Law firms that hope to succeed in the future need to embrace the shifting realities of the marketplace now, according to a new report that serves as the latest in a string of warnings that the legal sector will never return to its pre-recession heyday.

Jointly produced by the Center for the Study of the Legal Profession at Georgetown University Law Center and Thomson Reuters Peer Monitor, the report draws on a variety of other studies conducted over the past year on such subjects as partner compensation, law firm composition, and demand for lawyers to paint a portrait of an industry in flux.

Based on data culled from 135 firms in the Peer Monitor database, which tracks metrics such as demand, rates, productivity and expenses, the report describes 2012 as "another year of only modest growth" that produced an average uptick in profits per partner of just 3.58 percent among the surveyed firms. Without breaking those firms into categories based on size or total revenue, the report notes that firms residing within the ranks of The Am Law 100 saw their profits rise just 2.45 percent in 2012, compared with the average 4 percent gain enjoyed by non-Am Law 100 firms.

The Georgetown report does not offer any conclusions about how the firms performed in terms of gross revenue last year. A recent study from Wells Fargo Private Bank’s Legal Specialty Group, however, found that gross revenue rose 5 percent in 2012 among its survey of 100 firms, including more than 50 in the Am Law 100. The Wells survey found profits within that group rose 5 percent on average in 2012.

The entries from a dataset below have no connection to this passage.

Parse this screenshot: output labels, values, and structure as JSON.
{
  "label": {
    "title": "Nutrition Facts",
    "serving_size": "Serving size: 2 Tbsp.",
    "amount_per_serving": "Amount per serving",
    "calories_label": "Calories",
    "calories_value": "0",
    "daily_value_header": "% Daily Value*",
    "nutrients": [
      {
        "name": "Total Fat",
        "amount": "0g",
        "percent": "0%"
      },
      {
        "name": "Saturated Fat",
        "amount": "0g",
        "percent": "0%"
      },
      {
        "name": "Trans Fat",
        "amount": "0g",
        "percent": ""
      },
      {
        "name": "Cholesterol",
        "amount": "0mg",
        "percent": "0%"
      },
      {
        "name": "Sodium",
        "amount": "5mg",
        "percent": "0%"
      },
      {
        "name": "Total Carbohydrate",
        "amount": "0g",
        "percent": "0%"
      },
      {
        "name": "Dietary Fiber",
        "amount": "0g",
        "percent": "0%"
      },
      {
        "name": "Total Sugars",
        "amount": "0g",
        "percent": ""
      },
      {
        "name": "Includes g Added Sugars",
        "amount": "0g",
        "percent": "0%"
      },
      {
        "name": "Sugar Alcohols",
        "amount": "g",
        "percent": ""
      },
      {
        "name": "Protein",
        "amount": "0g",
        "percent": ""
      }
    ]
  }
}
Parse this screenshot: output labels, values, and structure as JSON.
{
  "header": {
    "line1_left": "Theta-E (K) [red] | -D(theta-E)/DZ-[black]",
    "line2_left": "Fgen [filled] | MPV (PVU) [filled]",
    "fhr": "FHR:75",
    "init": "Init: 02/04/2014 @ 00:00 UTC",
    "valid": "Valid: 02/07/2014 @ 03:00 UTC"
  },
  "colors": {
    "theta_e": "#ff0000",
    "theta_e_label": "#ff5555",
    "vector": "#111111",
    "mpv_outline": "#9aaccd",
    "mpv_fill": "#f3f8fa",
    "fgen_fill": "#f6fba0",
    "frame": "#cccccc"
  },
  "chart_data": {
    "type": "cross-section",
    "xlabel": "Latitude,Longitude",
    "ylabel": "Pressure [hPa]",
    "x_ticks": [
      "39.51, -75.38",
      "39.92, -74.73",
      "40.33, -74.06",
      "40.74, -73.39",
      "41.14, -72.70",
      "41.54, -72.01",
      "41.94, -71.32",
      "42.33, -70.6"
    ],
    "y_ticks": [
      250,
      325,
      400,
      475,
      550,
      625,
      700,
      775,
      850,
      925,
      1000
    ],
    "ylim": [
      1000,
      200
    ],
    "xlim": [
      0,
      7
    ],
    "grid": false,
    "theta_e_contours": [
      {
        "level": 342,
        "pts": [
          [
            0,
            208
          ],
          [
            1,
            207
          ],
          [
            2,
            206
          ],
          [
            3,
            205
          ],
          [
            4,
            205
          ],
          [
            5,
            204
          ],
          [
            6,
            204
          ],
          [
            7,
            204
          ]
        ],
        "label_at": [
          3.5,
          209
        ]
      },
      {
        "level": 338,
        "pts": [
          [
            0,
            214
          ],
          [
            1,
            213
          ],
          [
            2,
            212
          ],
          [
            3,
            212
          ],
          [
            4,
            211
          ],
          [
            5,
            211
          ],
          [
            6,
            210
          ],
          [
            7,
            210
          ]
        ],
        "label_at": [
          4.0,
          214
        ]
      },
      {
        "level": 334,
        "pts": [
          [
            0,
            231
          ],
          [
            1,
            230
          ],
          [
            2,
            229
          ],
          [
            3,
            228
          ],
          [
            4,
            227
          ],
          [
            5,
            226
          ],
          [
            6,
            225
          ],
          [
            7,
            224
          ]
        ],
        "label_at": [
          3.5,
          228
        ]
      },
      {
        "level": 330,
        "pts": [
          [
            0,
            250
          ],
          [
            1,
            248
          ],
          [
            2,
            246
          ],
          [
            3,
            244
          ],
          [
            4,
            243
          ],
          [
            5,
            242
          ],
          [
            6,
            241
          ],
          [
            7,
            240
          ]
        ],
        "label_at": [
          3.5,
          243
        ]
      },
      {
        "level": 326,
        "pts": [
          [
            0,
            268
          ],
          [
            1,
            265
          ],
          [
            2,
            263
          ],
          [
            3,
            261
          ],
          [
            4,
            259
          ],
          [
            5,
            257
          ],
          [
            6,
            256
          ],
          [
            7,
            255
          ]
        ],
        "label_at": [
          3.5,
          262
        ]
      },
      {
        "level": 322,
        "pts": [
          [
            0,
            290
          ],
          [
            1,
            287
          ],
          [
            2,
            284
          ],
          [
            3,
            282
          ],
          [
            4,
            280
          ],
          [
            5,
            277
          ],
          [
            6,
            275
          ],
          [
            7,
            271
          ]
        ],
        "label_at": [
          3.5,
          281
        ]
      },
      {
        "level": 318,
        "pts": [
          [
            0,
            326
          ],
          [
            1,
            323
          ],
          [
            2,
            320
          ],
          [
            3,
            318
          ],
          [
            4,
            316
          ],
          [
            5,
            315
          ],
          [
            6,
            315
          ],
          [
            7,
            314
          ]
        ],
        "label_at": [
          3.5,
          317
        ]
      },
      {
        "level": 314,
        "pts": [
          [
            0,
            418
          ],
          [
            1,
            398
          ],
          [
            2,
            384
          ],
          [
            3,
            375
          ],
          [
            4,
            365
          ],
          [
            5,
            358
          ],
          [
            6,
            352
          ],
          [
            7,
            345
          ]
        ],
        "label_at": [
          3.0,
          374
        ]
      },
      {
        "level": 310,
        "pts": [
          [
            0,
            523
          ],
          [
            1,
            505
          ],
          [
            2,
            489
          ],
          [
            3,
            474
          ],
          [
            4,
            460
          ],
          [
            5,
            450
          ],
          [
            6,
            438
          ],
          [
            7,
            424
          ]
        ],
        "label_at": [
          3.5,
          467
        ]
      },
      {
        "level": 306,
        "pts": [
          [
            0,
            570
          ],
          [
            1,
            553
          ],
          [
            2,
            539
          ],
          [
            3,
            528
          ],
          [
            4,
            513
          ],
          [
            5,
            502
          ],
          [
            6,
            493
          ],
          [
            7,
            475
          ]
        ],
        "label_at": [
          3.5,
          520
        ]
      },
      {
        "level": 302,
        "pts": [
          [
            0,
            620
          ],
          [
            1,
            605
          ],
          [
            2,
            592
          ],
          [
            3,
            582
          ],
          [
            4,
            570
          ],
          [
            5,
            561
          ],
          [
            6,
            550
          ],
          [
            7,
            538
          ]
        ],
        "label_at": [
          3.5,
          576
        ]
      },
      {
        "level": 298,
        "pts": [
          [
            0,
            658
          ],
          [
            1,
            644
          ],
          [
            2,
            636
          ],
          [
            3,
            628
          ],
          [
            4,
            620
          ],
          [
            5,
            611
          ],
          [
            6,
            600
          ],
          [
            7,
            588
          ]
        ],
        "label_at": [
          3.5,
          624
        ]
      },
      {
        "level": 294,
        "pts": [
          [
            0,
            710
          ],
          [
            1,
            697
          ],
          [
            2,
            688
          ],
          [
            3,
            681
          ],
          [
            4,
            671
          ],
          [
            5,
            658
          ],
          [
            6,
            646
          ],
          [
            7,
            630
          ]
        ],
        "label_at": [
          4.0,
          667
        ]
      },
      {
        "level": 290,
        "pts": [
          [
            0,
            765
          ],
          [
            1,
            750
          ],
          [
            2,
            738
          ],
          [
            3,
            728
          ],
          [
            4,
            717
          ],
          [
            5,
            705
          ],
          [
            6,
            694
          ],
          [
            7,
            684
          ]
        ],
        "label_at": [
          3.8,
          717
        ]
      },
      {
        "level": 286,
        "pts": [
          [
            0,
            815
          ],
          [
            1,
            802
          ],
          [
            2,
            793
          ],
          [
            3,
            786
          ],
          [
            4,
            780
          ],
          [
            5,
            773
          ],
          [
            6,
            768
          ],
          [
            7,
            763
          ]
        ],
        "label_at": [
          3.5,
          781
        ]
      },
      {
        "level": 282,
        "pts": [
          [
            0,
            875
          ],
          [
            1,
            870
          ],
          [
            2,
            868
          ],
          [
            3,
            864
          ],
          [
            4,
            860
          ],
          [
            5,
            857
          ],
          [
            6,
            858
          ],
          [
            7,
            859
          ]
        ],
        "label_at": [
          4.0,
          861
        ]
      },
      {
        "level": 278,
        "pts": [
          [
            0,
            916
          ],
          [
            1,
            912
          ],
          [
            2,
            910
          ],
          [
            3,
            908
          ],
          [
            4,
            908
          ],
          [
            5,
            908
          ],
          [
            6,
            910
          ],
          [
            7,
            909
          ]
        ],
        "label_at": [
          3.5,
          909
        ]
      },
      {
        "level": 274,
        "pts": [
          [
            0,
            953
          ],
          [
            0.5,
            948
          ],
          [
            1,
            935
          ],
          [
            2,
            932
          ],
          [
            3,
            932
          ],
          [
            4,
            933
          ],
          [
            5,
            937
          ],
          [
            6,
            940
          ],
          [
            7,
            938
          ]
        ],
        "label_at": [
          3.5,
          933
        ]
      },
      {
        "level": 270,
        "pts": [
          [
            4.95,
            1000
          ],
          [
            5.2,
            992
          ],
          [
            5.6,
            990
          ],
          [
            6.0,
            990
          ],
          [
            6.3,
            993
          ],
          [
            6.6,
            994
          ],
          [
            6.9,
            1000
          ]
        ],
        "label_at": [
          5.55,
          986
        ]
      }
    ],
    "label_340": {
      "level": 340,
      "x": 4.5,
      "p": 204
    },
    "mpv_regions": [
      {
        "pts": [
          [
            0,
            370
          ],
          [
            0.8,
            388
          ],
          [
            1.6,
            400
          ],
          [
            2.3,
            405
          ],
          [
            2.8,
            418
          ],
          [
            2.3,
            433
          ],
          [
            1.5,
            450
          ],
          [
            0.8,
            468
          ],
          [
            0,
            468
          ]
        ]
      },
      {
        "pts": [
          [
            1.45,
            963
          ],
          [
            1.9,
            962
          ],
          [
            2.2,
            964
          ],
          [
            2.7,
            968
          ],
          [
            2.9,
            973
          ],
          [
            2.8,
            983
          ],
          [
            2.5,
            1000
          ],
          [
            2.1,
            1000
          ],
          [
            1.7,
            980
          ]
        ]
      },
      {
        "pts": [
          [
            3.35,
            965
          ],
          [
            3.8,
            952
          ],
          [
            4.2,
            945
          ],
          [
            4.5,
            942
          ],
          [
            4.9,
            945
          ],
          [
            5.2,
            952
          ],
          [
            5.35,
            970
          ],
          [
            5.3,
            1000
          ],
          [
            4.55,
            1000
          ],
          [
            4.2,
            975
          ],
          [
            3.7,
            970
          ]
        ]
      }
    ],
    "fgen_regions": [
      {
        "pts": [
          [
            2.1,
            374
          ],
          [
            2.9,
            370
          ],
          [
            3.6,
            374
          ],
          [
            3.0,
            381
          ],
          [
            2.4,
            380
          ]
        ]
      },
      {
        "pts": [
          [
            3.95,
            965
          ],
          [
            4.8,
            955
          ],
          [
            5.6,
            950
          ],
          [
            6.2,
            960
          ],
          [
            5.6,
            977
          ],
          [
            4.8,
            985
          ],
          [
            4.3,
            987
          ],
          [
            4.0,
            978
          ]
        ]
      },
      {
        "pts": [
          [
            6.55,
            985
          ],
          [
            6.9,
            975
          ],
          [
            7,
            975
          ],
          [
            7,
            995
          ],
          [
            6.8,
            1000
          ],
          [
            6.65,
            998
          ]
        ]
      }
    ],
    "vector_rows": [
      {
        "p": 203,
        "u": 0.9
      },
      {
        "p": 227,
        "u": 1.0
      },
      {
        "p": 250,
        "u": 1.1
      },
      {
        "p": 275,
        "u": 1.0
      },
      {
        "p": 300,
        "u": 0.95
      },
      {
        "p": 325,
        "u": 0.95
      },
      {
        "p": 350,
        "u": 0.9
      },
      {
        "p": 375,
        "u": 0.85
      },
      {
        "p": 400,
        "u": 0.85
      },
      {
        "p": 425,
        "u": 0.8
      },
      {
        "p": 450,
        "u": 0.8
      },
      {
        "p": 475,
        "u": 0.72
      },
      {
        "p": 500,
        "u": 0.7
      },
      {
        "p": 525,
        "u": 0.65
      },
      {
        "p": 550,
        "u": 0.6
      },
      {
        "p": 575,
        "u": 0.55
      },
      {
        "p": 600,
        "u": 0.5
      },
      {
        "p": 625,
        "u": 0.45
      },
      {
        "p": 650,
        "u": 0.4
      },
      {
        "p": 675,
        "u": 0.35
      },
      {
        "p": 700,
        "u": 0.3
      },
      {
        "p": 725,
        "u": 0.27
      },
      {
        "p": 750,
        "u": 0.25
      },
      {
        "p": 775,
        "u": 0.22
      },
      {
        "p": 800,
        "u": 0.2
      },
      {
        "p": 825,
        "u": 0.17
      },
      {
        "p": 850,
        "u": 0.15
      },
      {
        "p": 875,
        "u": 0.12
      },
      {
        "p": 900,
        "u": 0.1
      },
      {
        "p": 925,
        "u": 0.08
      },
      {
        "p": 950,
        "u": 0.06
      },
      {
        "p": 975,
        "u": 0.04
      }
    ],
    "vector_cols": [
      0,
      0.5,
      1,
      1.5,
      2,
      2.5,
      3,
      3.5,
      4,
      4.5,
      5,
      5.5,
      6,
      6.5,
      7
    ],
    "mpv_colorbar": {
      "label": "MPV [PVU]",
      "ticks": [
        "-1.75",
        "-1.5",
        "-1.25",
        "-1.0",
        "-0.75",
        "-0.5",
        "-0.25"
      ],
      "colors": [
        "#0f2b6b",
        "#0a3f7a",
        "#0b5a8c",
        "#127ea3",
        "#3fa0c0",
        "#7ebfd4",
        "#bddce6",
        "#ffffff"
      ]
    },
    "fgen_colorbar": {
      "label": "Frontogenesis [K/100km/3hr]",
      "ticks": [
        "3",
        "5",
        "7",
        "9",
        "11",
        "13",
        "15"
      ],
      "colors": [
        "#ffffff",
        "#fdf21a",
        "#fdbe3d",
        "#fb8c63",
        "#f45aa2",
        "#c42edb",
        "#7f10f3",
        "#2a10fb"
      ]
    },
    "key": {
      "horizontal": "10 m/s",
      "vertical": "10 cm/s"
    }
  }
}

So far, several Am Law firms have exceeded those averages, according to The American Lawyer‘s early Am Law 100 reporting.

At Irell & Manella, for instance, preliminary numbers show the firm enjoying a 19 percent surge in profits, to $3.42 million per equity partner. Baker & Hostetler, meanwhile, saw its profits jump 10 percent, to $930,000. DLA Piper profits per partner rose a more modest 6.9 percent, to $1.3 million.

At the other end of the spectrum, several firms did see their profits slide last year, according to early reporting. McDermott Will & Emery’s profits dropped 2.7 percent, to $1.46 million, while Jenner & Block’s slipped 3.6 percent, to $1.49 million.

The Georgetown-Peer Monitor study also found that demand for legal services increased just 0.5 percent last year, based on the number of billable hours logged by firms that report to Peer Monitor. Labor and employment lawyers saw the biggest increase, 4.1 percent, while litigators’ were off slightly and corporate lawyers racked up 1.2 percent more billable hours.

The number of lawyers in U.S. firms, however, increased by 2 percent in 2012, according to the report, contributing to what the authors call an overcapacity in the market.

Among the study’s other findings:

• Though law firms laid off thousands of lawyers during the downturn, their productivity—as measured by hours logged per lawyer—remained relatively constant between 2009 and 2012.

• Billing rates rose an average of 3.4 percent in 2012, from $464 per hour to $507, compared with an average annual increase of between 6 8 percent prior to the recession.

• Realization rates were 82.8 percent among Am Law 100 firms and 85 percent among Second Hundred firms in 2012—figures the report describes historic lows.

• Competition is increasing among firms, meaning "the only way (short of a merger) for a firm to capture market share is to take it from another firm."

Echoing the message embedded in a state-of-the-industry report issued by Citi Private Bank’s Law Firm Group and Hildebrandt Consulting last month, the Georgetown-Peer Monitor reports says law firms will never revisit their pre-recession heyday. In fact, the report’s authors even dismiss the success firms had in the decade prior to 2008, homing in on annual billing rate increases "that bore little relationship to what was going on in the broader economy" largely driving up profits.

"The cumulative impact of these increases over time," the report states, "created a trajectory that was simply unsustainable."